People have true stories about unscrupulous police officers planting drugs on them to extort money. In October 2019, the police service warned officers against the conduct.
Recently, a supposed cabbie was exposed for lying about such an incident to damage the image of the police. But these stories are easily believable generally because of unconstitutional, unlawful and corrupt police conduct that go unpunished.
In 2018, the Justice Koomson Committee indicted some twenty-one police officers for framing seven people they killed in Manso-Nkwanta, Asawase in the Ashanti region, as armed robbers.
The families were given GHC 250,000 each with a firm promise by authorities including the President that the officers will be prosecuted. This has not happened despite MP for the area, Muntaka Mubarak, raising the issue in Parliament and seeking justice.
An MP sat on live TV, his TV Station, publicly threatened Erastus Asare-Donkor and asked that he be beaten.
His crime was that he did bold journalism in capturing on tape and exposing the shooting of youth in Ejura who were protesting what seemed obvious politically motivated murder of #FixTheCountry activist in the community, Macho Kaaka. A complaint was lodged with police in July 2021.

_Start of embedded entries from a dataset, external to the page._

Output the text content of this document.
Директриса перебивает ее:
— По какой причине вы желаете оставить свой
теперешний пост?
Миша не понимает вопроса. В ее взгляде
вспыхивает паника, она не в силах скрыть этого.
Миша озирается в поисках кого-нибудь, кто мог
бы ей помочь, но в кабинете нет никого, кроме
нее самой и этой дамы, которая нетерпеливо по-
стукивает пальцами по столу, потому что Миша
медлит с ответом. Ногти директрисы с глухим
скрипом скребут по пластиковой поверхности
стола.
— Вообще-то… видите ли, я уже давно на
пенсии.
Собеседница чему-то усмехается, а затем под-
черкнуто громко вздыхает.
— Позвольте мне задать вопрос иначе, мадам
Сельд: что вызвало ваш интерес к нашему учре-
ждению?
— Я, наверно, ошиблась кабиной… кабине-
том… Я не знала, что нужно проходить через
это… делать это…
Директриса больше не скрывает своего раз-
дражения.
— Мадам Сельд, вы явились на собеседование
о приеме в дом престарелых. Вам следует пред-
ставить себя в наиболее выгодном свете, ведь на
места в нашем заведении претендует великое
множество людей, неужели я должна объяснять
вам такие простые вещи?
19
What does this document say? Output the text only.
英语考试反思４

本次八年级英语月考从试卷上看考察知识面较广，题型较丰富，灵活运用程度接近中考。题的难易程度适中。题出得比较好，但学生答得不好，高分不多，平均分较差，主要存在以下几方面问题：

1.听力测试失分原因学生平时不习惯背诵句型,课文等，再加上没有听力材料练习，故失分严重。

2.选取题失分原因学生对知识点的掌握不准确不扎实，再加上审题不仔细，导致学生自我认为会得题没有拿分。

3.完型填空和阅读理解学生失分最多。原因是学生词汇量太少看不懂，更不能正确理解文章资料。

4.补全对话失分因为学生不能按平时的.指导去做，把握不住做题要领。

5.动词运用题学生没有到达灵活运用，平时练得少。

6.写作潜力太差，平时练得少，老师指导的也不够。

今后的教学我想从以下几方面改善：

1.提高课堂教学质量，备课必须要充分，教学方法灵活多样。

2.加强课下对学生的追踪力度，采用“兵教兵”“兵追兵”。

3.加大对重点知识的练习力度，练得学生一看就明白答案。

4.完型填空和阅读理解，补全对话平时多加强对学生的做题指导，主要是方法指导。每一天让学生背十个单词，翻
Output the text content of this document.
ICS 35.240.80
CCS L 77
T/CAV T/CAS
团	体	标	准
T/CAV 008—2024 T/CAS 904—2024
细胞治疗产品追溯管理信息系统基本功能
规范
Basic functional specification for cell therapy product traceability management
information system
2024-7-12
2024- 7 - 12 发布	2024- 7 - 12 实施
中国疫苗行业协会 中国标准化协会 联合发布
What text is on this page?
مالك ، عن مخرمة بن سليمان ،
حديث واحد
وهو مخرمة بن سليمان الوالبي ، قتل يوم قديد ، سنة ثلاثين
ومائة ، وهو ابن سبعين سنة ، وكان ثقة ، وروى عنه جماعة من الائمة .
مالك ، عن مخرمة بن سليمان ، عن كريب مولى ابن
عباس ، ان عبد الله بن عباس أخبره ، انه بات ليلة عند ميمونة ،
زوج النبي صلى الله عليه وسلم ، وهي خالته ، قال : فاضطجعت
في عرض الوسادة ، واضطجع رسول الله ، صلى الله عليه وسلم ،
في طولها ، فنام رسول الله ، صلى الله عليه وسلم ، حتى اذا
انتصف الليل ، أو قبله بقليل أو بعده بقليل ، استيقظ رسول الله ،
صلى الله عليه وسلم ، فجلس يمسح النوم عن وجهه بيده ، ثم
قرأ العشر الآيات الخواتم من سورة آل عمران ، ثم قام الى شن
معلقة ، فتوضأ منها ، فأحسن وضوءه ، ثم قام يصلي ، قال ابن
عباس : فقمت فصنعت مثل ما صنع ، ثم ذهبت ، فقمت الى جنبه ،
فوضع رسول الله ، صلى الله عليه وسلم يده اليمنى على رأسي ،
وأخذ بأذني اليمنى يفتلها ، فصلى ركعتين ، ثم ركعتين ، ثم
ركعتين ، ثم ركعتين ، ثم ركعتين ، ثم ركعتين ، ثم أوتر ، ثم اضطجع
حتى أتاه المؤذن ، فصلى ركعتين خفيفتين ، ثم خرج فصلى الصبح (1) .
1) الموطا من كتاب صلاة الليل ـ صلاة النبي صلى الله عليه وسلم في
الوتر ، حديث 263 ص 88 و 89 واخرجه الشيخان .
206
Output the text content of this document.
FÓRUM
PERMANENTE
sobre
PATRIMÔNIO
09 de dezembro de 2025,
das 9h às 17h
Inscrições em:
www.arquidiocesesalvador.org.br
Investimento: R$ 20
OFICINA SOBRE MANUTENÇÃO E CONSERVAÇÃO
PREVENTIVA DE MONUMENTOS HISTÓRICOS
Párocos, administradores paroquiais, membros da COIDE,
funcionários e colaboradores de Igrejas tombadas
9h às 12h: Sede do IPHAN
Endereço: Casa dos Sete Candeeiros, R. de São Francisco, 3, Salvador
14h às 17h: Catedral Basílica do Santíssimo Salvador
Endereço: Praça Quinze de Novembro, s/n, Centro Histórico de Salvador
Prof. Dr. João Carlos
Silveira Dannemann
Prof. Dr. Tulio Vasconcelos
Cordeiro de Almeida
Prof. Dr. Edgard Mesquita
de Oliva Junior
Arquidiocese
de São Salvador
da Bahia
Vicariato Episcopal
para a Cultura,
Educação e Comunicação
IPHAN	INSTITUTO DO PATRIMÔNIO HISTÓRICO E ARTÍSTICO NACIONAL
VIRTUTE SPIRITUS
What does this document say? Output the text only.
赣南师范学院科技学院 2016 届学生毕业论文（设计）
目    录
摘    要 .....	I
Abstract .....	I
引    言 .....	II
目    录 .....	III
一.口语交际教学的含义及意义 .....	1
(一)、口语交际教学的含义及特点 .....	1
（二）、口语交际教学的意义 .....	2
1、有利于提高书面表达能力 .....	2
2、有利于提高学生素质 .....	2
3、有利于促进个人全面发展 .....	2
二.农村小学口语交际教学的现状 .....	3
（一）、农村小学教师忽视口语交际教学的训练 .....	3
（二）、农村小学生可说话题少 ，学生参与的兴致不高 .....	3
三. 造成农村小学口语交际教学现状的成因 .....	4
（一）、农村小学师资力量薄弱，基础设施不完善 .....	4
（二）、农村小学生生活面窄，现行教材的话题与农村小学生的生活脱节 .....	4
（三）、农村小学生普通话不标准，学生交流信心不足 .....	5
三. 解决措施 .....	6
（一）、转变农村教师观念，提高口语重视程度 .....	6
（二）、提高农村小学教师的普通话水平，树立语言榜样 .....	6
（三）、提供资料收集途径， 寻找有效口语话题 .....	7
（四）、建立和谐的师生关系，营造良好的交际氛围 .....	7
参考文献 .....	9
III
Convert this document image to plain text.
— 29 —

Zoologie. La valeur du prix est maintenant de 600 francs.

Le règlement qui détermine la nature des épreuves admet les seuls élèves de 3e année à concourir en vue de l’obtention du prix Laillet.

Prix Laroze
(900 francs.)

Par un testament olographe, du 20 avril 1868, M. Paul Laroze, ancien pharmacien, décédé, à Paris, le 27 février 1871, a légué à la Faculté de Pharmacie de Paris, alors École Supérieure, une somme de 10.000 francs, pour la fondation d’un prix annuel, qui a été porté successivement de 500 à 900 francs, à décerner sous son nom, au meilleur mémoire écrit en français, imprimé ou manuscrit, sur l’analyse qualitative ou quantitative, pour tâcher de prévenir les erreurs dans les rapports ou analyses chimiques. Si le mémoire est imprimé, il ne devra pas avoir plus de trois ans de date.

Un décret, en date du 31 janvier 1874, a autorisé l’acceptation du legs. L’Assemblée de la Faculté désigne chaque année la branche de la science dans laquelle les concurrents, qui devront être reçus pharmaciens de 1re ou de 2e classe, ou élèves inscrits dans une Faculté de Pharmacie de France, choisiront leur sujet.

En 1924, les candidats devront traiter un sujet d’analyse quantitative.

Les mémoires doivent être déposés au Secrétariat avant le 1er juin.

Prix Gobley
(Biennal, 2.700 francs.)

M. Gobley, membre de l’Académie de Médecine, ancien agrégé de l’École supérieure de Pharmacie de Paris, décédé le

They issued a statement promising to investigate it, but not a word has been heard since. I dare say absolutely nothing has been done.
There are several such, and incidents of police misconduct, not the so-called ordinary incidents, but so-called high-profile once and very little or nothing is head about disciplinary or legal action, and you wonder what impression they think they leave in the public’s eye.
This is not fair to the many police officers who are honest and conduct their affairs to the rule and professionally.
Everything must be done to change this perception because a society that cannot trust the police creates fertile grounds for crime and criminal conduct to thrive.
Our individual and collective security is compromised if deliberate action is not taken quickly to change this narrative. The police ought, truly, to be our friends.
But on this West Hills Mall incident, it should be useful to show the video of the guy allegedly swallowing the eight zipped bags of cannabis to put the matter of the cause of death to rest.
It may also be useful to let the accused police and private security officers face prosecution to see if the eggshell skull rule or as we say it, “you take your victim as you find them” principle of law will apply. It works like this: Kofi slaps Ama, who suffers sickle cell disease and is usually weak.
Ama goes into a coma and later dies. Kofi cannot say when charged with the offence of murder, that Ama wouldn’t have died were she not ill and that sickle cell disease is to blame for her death.
When asked what caused her death, Kofi’s slap will be the cause and not sickle cell disease. Kofi would have to take his victim, Ama, as he found her. Dear IGP Akuffo Dampare, you have shown much promise.
But please do not tell us about initiating service enquiry when officers are accused of criminal conduct. What killed Shadrach? Asphyxiation by swallowing cannabis or positional asphyxiation caused by taser or both? And that is My Take.